After we completely rewrite main.cpp
, we go on to define the interfaces of the classes for our little sample program. The Application
class, just like in the Python code samples, keeps everything together and controls the application behavior. BulletTask
only contains the static method that is used to perform simulation steps. A SmileyMotionState
is created for every new smiley created throughout the program's runtime. Motion state objects are a convenient way for Bullet to keep object transformations up-to-date as they provide a per-object callback mechanism that allows Bullet to inject new and updated data.

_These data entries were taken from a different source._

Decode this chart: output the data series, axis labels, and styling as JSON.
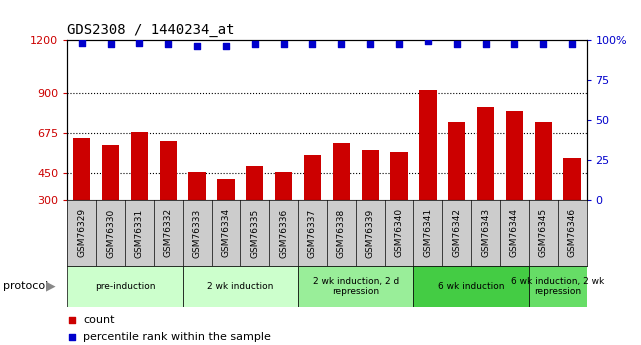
{
  "title": "GDS2308 / 1440234_at",
  "samples": [
    "GSM76329",
    "GSM76330",
    "GSM76331",
    "GSM76332",
    "GSM76333",
    "GSM76334",
    "GSM76335",
    "GSM76336",
    "GSM76337",
    "GSM76338",
    "GSM76339",
    "GSM76340",
    "GSM76341",
    "GSM76342",
    "GSM76343",
    "GSM76344",
    "GSM76345",
    "GSM76346"
  ],
  "counts": [
    648,
    608,
    680,
    630,
    460,
    420,
    490,
    455,
    555,
    620,
    580,
    570,
    920,
    740,
    820,
    800,
    740,
    535
  ],
  "percentile_ranks": [
    98,
    97,
    98,
    97,
    96,
    96,
    97,
    97,
    97,
    97,
    97,
    97,
    99,
    97,
    97,
    97,
    97,
    97
  ],
  "ylim_left": [
    300,
    1200
  ],
  "ylim_right": [
    0,
    100
  ],
  "yticks_left": [
    300,
    450,
    675,
    900,
    1200
  ],
  "yticks_right": [
    0,
    25,
    50,
    75,
    100
  ],
  "bar_color": "#cc0000",
  "dot_color": "#0000cc",
  "protocol_groups": [
    {
      "label": "pre-induction",
      "start": 0,
      "end": 3,
      "color": "#ccffcc"
    },
    {
      "label": "2 wk induction",
      "start": 4,
      "end": 7,
      "color": "#ccffcc"
    },
    {
      "label": "2 wk induction, 2 d\nrepression",
      "start": 8,
      "end": 11,
      "color": "#99ee99"
    },
    {
      "label": "6 wk induction",
      "start": 12,
      "end": 15,
      "color": "#44cc44"
    },
    {
      "label": "6 wk induction, 2 wk\nrepression",
      "start": 16,
      "end": 17,
      "color": "#66dd66"
    }
  ],
  "legend_count_label": "count",
  "legend_percentile_label": "percentile rank within the sample",
  "protocol_label": "protocol",
  "background_color": "#ffffff",
  "bar_width": 0.6,
  "xtick_bg_color": "#cccccc",
  "grid_color": "#000000",
  "tick_label_color_left": "#cc0000",
  "tick_label_color_right": "#0000cc"
}
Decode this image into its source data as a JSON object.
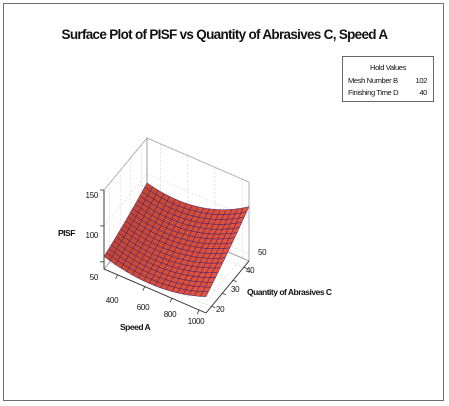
{
  "chart_data": {
    "type": "surface",
    "title": "Surface Plot of PISF vs Quantity of Abrasives C, Speed A",
    "zlabel": "PISF",
    "xlabel": "Speed A",
    "ylabel": "Quantity of Abrasives C",
    "x_ticks": [
      "400",
      "600",
      "800",
      "1000"
    ],
    "y_ticks": [
      "20",
      "30",
      "40",
      "50"
    ],
    "z_ticks": [
      "50",
      "100",
      "150"
    ],
    "xlim": [
      300,
      1050
    ],
    "ylim": [
      15,
      55
    ],
    "zlim": [
      40,
      150
    ],
    "hold_values": {
      "title": "Hold Values",
      "rows": [
        {
          "name": "Mesh Number B",
          "value": "102"
        },
        {
          "name": "Finishing Time D",
          "value": "40"
        }
      ]
    },
    "surface_color": "#e8543c",
    "mesh_color": "#2a1a78",
    "sample_points": [
      {
        "speed": 300,
        "abrasives": 15,
        "pisf": 63
      },
      {
        "speed": 300,
        "abrasives": 55,
        "pisf": 118
      },
      {
        "speed": 650,
        "abrasives": 35,
        "pisf": 47
      },
      {
        "speed": 1050,
        "abrasives": 15,
        "pisf": 75
      },
      {
        "speed": 1050,
        "abrasives": 55,
        "pisf": 150
      }
    ]
  }
}
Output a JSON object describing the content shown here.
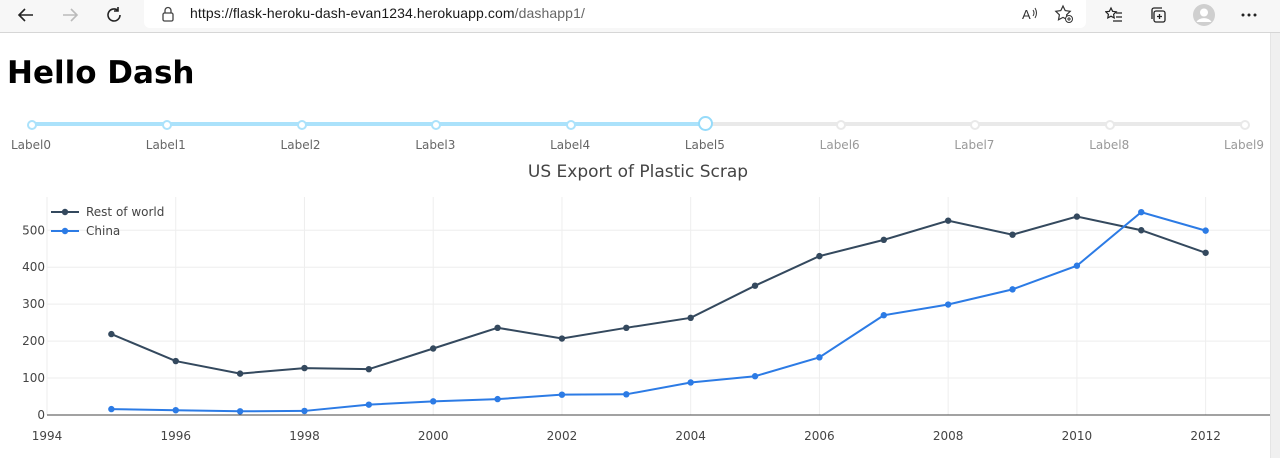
{
  "browser": {
    "url_host": "https://flask-heroku-dash-evan1234.herokuapp.com",
    "url_path": "/dashapp1/",
    "icons": [
      "back-icon",
      "forward-icon",
      "refresh-icon",
      "lock-icon",
      "read-aloud-icon",
      "favorite-add-icon",
      "favorites-icon",
      "collections-icon",
      "profile-icon",
      "more-icon"
    ]
  },
  "page": {
    "title": "Hello Dash"
  },
  "slider": {
    "marks": [
      "Label0",
      "Label1",
      "Label2",
      "Label3",
      "Label4",
      "Label5",
      "Label6",
      "Label7",
      "Label8",
      "Label9"
    ],
    "value_index": 5,
    "colors": {
      "active": "#abe2fb",
      "handle": "#96dbfa",
      "rail": "#e9e9e9"
    }
  },
  "chart_data": {
    "type": "line",
    "title": "US Export of Plastic Scrap",
    "xlim": [
      1994,
      2013
    ],
    "ylim": [
      0,
      590
    ],
    "x_ticks": [
      1994,
      1996,
      1998,
      2000,
      2002,
      2004,
      2006,
      2008,
      2010,
      2012
    ],
    "y_ticks": [
      0,
      100,
      200,
      300,
      400,
      500
    ],
    "grid": true,
    "legend": "top-left",
    "x": [
      1995,
      1996,
      1997,
      1998,
      1999,
      2000,
      2001,
      2002,
      2003,
      2004,
      2005,
      2006,
      2007,
      2008,
      2009,
      2010,
      2011,
      2012
    ],
    "series": [
      {
        "name": "Rest of world",
        "color": "#34495e",
        "values": [
          219,
          146,
          112,
          127,
          124,
          180,
          236,
          207,
          236,
          263,
          350,
          430,
          474,
          526,
          488,
          537,
          500,
          439
        ]
      },
      {
        "name": "China",
        "color": "#2c7be5",
        "values": [
          16,
          13,
          10,
          11,
          28,
          37,
          43,
          55,
          56,
          88,
          105,
          156,
          270,
          299,
          340,
          404,
          549,
          499
        ]
      }
    ]
  }
}
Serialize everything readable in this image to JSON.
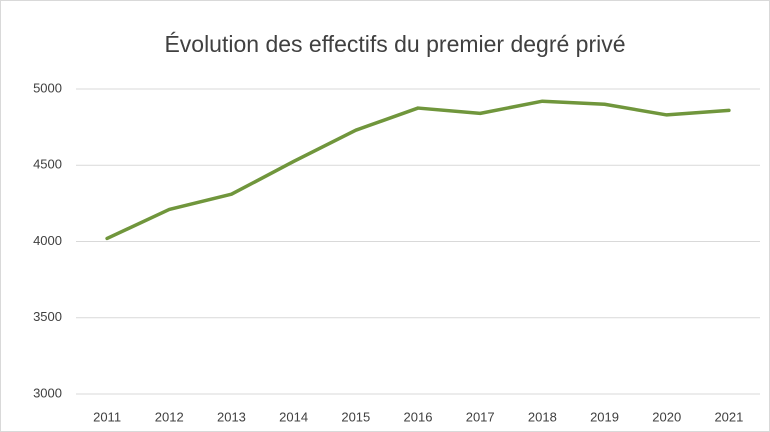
{
  "chart_data": {
    "type": "line",
    "title": "Évolution des effectifs du premier degré privé",
    "categories": [
      "2011",
      "2012",
      "2013",
      "2014",
      "2015",
      "2016",
      "2017",
      "2018",
      "2019",
      "2020",
      "2021"
    ],
    "values": [
      4020,
      4210,
      4310,
      4525,
      4730,
      4875,
      4840,
      4920,
      4900,
      4830,
      4860
    ],
    "color": "#70963c",
    "ylim": [
      3000,
      5000
    ],
    "yticks": [
      3000,
      3500,
      4000,
      4500,
      5000
    ],
    "grid": true
  }
}
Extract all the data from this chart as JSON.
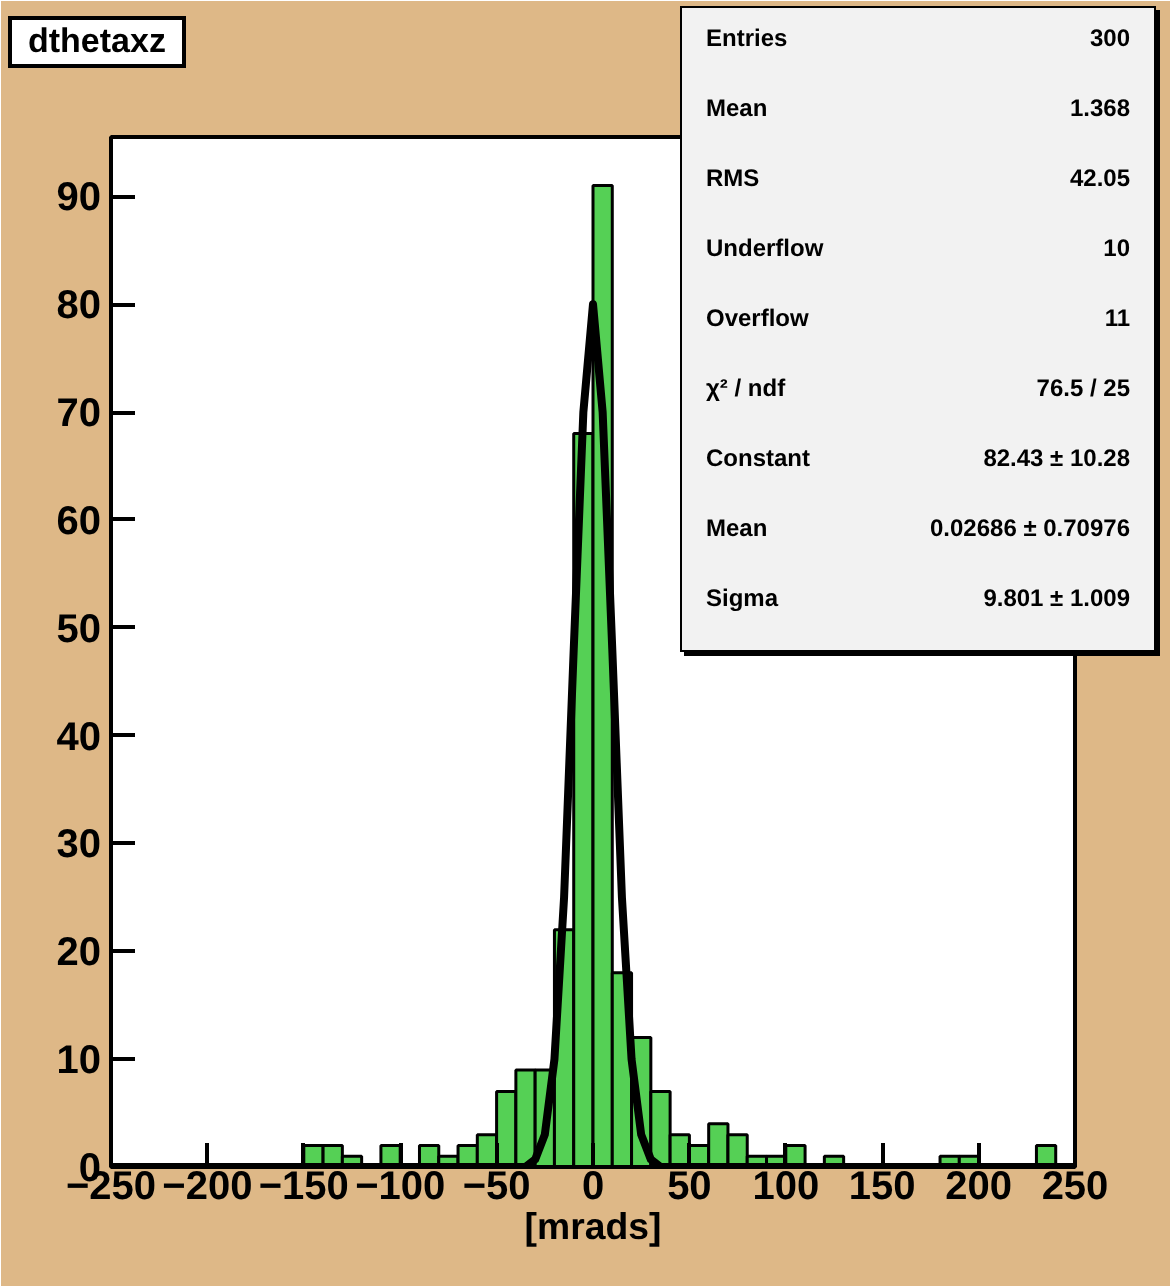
{
  "chart_data": {
    "type": "histogram",
    "title": "dthetaxz",
    "xlabel": "[mrads]",
    "bins": [
      -250,
      -240,
      -230,
      -220,
      -210,
      -200,
      -190,
      -180,
      -170,
      -160,
      -150,
      -140,
      -130,
      -120,
      -110,
      -100,
      -90,
      -80,
      -70,
      -60,
      -50,
      -40,
      -30,
      -20,
      -10,
      0,
      10,
      20,
      30,
      40,
      50,
      60,
      70,
      80,
      90,
      100,
      110,
      120,
      130,
      140,
      150,
      160,
      170,
      180,
      190,
      200,
      210,
      220,
      230,
      240,
      250
    ],
    "series": [
      {
        "color": "#55d055",
        "values": [
          0,
          0,
          0,
          0,
          0,
          0,
          0,
          0,
          0,
          0,
          2,
          2,
          1,
          0,
          2,
          0,
          2,
          1,
          2,
          3,
          7,
          9,
          9,
          22,
          68,
          91,
          18,
          12,
          7,
          3,
          2,
          4,
          3,
          1,
          1,
          2,
          0,
          1,
          0,
          0,
          0,
          0,
          0,
          1,
          1,
          0,
          0,
          0,
          2,
          0
        ]
      },
      {
        "type": "line",
        "color": "#000000",
        "x": [
          -250,
          -40,
          -35,
          -30,
          -25,
          -20,
          -15,
          -10,
          -5,
          0,
          5,
          10,
          15,
          20,
          25,
          30,
          35,
          40,
          250
        ],
        "values": [
          0,
          0,
          0,
          0.7,
          3,
          10,
          25,
          48,
          70,
          80,
          70,
          48,
          25,
          10,
          3,
          0.7,
          0,
          0,
          0
        ]
      }
    ],
    "xlim": [
      -250,
      250
    ],
    "ylim": [
      0,
      95.5
    ],
    "xticks": [
      -250,
      -200,
      -150,
      -100,
      -50,
      0,
      50,
      100,
      150,
      200,
      250
    ],
    "yticks": [
      0,
      10,
      20,
      30,
      40,
      50,
      60,
      70,
      80,
      90
    ],
    "grid": false,
    "annotations": [
      "Entries",
      "300",
      "Mean",
      "1.368",
      "RMS",
      "42.05",
      "Underflow",
      "10",
      "Overflow",
      "11",
      "χ² / ndf",
      "76.5 / 25",
      "Constant",
      "82.43 ± 10.28",
      "Mean",
      "0.02686 ± 0.70976",
      "Sigma",
      "9.801 ± 1.009"
    ]
  }
}
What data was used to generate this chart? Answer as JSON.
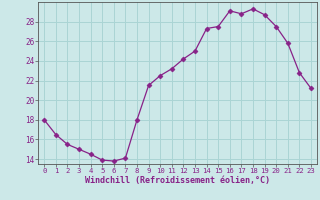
{
  "x": [
    0,
    1,
    2,
    3,
    4,
    5,
    6,
    7,
    8,
    9,
    10,
    11,
    12,
    13,
    14,
    15,
    16,
    17,
    18,
    19,
    20,
    21,
    22,
    23
  ],
  "y": [
    18,
    16.5,
    15.5,
    15,
    14.5,
    13.9,
    13.8,
    14.1,
    18.0,
    21.5,
    22.5,
    23.2,
    24.2,
    25.0,
    27.3,
    27.5,
    29.1,
    28.8,
    29.3,
    28.7,
    27.5,
    25.8,
    22.8,
    21.2
  ],
  "line_color": "#882288",
  "marker": "D",
  "marker_size": 2.5,
  "bg_color": "#cce8e8",
  "grid_color": "#aad4d4",
  "xlabel": "Windchill (Refroidissement éolien,°C)",
  "ylabel_ticks": [
    14,
    16,
    18,
    20,
    22,
    24,
    26,
    28
  ],
  "xlim": [
    -0.5,
    23.5
  ],
  "ylim": [
    13.5,
    30.0
  ],
  "xticks": [
    0,
    1,
    2,
    3,
    4,
    5,
    6,
    7,
    8,
    9,
    10,
    11,
    12,
    13,
    14,
    15,
    16,
    17,
    18,
    19,
    20,
    21,
    22,
    23
  ],
  "axis_color": "#882288",
  "spine_color": "#555555",
  "label_fontsize": 5.5,
  "tick_fontsize": 5.2,
  "xlabel_fontsize": 6.0
}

Lastly, we define the interface of SmileyTask
, which is responsible for creating new smileys.
The next thing we add is the implementation of SmileyTask
. In the static member function, we first retrieve the necessary objects from the context data we pass into the function using the data
parameter.
Additionally, we can observe how Bullet's interface for adding a new object to the simulation works. We need to combine a shape, mass, inertia, and motion state into a btRigidBodyConstructionInfo
object that we can also use to set the object's material parameters for bounciness and friction. This info is then used to construct the new object, which is then added to our physics world.
In the implementation of SmileyMotionState
, nothing too obscure is happening. The getter and setter methods return and set transformation data and where necessary convert between the data types of Bullet and Panda3D.
Bullet uses a different coordinate system than Panda3D. In Bullet's representation of the scene, the y-axis points up, while in Panda3D, the z-axis points up. Since they are different, in the sample code, the z- and y-axes are flipped to accommodate this situation.
The code in Application.cpp
is responsible for opening the application window and initializing the Panda3D framework. It also sets up Bullet's btDiscreteDynamicsWorld
and sets up the scene.